«

»

Łukasz Religa

Na scenie politycznej może dokonać się rewolucja

Pozwolę sobie wyjść nieco ponad rok w przyszłość, bo przyznać muszę, że sytuacja polityczna zrobiła się w Polsce bardzo ciekawa. Wydaje się w mojej opinii dość prawdopodobne, że po jesiennych wyborach parlamentarnych nie będą czekały nas trzy lata wolne od wyborów, ale w przyszłym roku może być jeszcze ciekawiej niż w bieżącym.

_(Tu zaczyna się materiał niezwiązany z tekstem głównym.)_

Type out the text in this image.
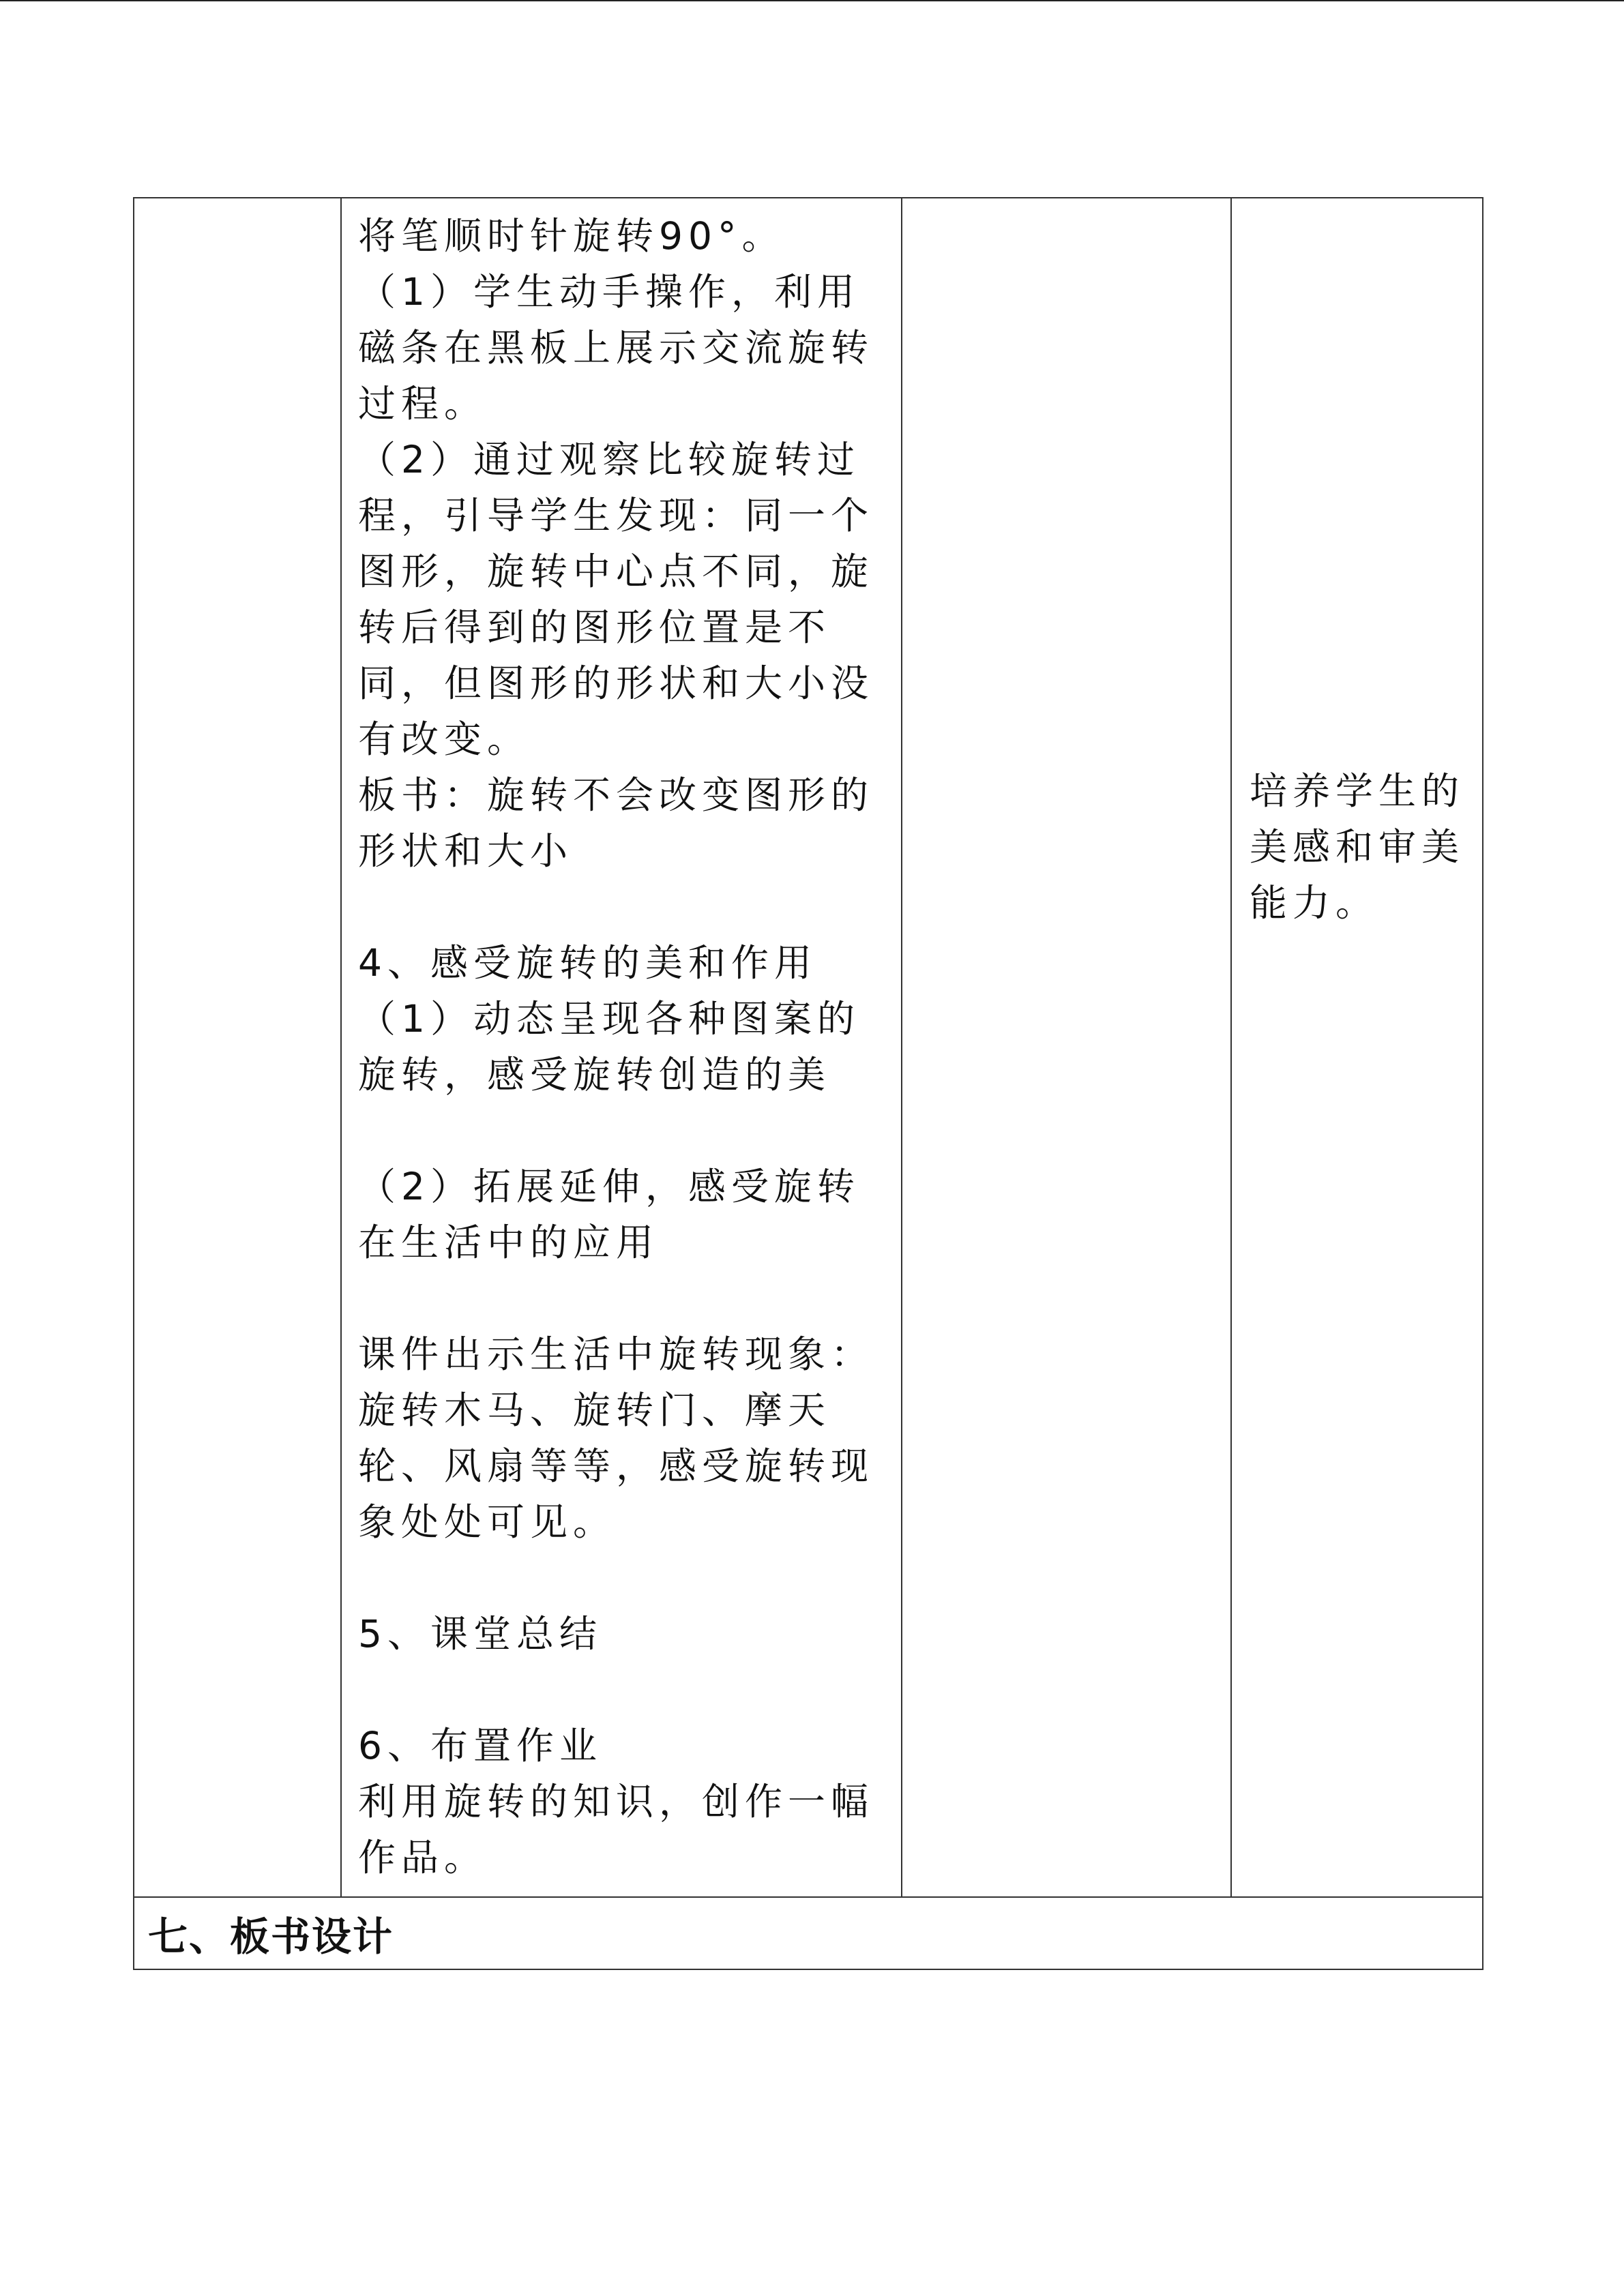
将笔顺时针旋转90°。
（1）学生动手操作，利用
磁条在黑板上展示交流旋转
过程。
（2）通过观察比较旋转过
程，引导学生发现：同一个
图形，旋转中心点不同，旋
转后得到的图形位置是不
同，但图形的形状和大小没
有改变。
板书：旋转不会改变图形的
形状和大小
4、感受旋转的美和作用
（1）动态呈现各种图案的
旋转，感受旋转创造的美
（2）拓展延伸，感受旋转
在生活中的应用
课件出示生活中旋转现象：
旋转木马、旋转门、摩天
轮、风扇等等，感受旋转现
象处处可见。
5、课堂总结
6、布置作业
利用旋转的知识，创作一幅
作品。

培养学生的
美感和审美
能力。

七、板书设计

Jeszcze kilka tygodni temu wydawało się, że przed nami trzy spokojne lata przed nami, ale wydarzyły się dwa zdarzenia, które łącznie można porównać wręcz do politycznej rewolucji. Wpierw na wniosek prezydenta Bronisława Komorowskiego Senat wyraził zgodę na organizację jesienią referendum w sprawie JOW i finansowania partii politycznych z budżetu państwa. W mojej opinii, ale zresztą opartej na fakty, w ten sposób chciano pomóc Komorowskiemu w wyborach, tylko senator z naszego regionu Jan Rulewski wyrażał dość duży sceptycyzm. Widocznie miał więcej wyobraźni od kolegów z PO.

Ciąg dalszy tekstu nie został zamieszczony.